On December 23 last year, Citigroup
lodged an appeal against a decision that had been handed down on November 26.
This decision had gone against the bank, which had appealed against a previous
decision to dismiss an earlier claim and compelled arbitration between it and the
Abu Dhabi Investment Authority (ADIA).
Citi had lodged the appeal to the United States Courts of Appeals
for the Second Circuit, according to publically available documents. There has
been no published indication as to whether this appeal has been granted.
The case has now entered its sixth year, and for the last
two years has seen the two parties locked in an appeal and counter-appeal dogfight.
ADIA initially claimed in late 2009 that its November 2007
investment of $7.5 billion into Citigroup was based on fraudulent statements by
the US bank. At the time, Citigroup battled record losses tied to subprime
mortgages. If the investment was unable to be canceled, the Abu Dhabi fund said
it would seek $4 billion in damages. Meanwhile, the bank had asserted that the
suit lacked merit, promising to "vigorously" defend itself.
Several attempts at arbitration since 2009 have seen
independent specialists brought on board to try and settle the argument between
the two parties.

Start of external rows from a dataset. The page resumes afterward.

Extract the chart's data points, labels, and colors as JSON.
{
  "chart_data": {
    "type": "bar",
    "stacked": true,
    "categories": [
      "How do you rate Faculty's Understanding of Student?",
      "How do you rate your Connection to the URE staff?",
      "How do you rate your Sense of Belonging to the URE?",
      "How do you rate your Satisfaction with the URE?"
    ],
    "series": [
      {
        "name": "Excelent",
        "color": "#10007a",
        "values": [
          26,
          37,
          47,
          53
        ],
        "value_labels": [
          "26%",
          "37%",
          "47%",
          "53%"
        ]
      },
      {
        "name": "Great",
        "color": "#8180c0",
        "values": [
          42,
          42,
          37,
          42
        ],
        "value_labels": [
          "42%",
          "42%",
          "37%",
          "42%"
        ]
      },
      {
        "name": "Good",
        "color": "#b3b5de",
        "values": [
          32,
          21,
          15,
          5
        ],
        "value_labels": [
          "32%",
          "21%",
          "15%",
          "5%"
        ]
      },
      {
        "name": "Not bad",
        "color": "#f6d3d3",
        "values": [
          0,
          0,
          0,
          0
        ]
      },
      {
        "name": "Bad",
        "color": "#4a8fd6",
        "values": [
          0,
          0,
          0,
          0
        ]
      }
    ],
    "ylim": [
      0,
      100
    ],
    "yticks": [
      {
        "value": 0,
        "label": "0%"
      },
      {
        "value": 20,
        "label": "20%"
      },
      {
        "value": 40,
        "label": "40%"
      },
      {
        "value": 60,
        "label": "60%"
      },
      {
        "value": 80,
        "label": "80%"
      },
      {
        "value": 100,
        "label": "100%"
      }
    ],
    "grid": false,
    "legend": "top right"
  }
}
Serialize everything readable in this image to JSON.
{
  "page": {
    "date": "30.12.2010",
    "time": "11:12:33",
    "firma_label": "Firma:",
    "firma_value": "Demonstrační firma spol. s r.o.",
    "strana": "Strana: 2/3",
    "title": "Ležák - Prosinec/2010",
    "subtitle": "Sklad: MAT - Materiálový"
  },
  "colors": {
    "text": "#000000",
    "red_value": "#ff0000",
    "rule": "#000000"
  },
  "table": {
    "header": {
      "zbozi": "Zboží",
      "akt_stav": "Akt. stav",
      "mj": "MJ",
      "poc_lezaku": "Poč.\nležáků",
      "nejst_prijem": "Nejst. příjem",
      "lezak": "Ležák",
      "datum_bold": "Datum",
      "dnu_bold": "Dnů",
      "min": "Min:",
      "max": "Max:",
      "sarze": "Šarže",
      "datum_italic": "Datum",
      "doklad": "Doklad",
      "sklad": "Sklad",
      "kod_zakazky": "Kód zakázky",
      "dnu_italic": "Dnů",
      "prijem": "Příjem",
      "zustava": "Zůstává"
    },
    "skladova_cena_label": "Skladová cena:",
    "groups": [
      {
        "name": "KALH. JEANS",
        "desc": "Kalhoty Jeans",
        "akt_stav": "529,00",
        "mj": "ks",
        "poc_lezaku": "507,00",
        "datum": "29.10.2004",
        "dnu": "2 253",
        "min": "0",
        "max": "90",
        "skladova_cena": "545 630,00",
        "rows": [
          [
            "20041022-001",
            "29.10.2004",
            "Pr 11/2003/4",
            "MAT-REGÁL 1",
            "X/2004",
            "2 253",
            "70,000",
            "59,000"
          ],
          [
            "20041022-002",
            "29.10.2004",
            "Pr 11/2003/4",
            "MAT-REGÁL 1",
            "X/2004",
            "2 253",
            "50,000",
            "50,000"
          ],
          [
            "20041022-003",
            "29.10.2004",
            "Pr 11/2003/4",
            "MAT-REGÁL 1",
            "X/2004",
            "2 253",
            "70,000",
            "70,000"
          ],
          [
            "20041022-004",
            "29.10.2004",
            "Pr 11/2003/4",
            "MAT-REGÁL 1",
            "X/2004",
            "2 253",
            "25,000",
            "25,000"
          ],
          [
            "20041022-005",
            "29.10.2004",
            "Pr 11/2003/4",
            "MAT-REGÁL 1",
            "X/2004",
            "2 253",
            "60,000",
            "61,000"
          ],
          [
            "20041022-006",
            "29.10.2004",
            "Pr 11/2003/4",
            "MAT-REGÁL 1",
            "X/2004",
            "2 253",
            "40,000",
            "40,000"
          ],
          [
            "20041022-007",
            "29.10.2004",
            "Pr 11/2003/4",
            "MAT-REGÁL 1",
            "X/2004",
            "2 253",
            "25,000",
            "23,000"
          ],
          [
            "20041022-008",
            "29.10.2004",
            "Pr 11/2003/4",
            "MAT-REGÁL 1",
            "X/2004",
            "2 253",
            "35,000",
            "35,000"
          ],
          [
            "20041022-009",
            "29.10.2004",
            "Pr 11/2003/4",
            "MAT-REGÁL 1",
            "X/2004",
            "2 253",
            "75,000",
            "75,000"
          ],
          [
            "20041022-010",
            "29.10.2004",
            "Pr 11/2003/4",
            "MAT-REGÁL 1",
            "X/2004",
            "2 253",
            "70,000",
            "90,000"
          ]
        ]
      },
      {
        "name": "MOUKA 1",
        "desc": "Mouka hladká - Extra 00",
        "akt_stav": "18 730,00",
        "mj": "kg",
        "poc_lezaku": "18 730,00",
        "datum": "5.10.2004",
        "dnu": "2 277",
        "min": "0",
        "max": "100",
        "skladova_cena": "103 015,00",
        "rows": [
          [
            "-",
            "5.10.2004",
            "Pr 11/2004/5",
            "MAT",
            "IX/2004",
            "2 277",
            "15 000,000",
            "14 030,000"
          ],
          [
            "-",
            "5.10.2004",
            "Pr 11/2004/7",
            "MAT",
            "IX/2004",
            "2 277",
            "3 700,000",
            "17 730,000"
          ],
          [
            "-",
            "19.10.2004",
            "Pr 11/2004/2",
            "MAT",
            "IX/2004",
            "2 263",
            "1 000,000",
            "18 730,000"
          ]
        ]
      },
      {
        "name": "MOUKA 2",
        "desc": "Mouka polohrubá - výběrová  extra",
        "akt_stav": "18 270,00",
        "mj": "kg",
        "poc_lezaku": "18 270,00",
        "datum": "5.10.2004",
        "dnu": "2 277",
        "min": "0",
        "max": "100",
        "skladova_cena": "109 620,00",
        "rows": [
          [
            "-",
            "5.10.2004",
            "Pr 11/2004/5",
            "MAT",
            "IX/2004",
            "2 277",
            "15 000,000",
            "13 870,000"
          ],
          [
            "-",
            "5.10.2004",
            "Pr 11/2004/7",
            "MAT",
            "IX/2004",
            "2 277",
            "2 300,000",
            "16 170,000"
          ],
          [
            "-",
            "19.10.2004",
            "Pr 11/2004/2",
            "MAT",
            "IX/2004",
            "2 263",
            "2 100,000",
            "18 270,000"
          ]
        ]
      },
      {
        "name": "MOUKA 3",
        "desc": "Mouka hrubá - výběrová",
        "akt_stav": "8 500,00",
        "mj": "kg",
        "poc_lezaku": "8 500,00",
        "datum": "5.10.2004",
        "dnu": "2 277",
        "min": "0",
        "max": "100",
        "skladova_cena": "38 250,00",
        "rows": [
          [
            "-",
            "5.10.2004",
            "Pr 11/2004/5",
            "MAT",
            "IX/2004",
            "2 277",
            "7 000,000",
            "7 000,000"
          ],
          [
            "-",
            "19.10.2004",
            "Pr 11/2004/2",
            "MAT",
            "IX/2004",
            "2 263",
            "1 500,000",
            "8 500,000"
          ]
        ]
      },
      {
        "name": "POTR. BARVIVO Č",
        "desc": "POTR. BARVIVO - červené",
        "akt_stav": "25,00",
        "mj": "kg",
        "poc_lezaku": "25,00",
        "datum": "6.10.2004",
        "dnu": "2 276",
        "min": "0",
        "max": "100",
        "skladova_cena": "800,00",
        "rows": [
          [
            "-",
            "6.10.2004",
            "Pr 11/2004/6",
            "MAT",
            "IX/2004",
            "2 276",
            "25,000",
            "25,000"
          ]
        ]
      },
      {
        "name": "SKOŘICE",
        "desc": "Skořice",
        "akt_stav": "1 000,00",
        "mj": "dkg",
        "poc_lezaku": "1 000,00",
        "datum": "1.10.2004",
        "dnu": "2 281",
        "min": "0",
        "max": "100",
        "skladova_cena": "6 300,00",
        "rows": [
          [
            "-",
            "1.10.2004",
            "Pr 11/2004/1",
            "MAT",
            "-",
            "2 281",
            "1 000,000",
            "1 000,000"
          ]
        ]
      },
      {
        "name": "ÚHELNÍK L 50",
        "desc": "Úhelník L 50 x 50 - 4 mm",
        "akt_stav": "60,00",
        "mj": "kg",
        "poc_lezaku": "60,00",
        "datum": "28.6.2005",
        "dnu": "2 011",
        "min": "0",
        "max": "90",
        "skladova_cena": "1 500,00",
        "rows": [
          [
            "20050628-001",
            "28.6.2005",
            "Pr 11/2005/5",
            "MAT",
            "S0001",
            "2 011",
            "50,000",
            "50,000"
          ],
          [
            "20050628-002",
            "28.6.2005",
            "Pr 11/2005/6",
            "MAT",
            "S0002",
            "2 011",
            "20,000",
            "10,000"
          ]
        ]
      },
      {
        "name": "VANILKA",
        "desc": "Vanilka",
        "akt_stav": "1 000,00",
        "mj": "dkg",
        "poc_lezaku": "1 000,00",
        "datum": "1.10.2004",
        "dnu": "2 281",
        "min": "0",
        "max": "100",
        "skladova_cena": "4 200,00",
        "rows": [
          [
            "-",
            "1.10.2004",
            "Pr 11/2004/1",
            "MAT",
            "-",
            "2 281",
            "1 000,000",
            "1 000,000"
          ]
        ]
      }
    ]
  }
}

However, much of these events have seen more information coming
to light and led to even more financial damage being claimed by the sovereign
At different points, each
side had thought to be been successful
in its claims, only to be thwarted by the other side with an appeal.
In 2013 alone, some 46 separate incidents—with swathes of
legal documentation attached—were lodged with the US courts by the two parties,
with no apparent closure possible.
The case continues.
Spokespeople from Citi and ADIA declined to comment.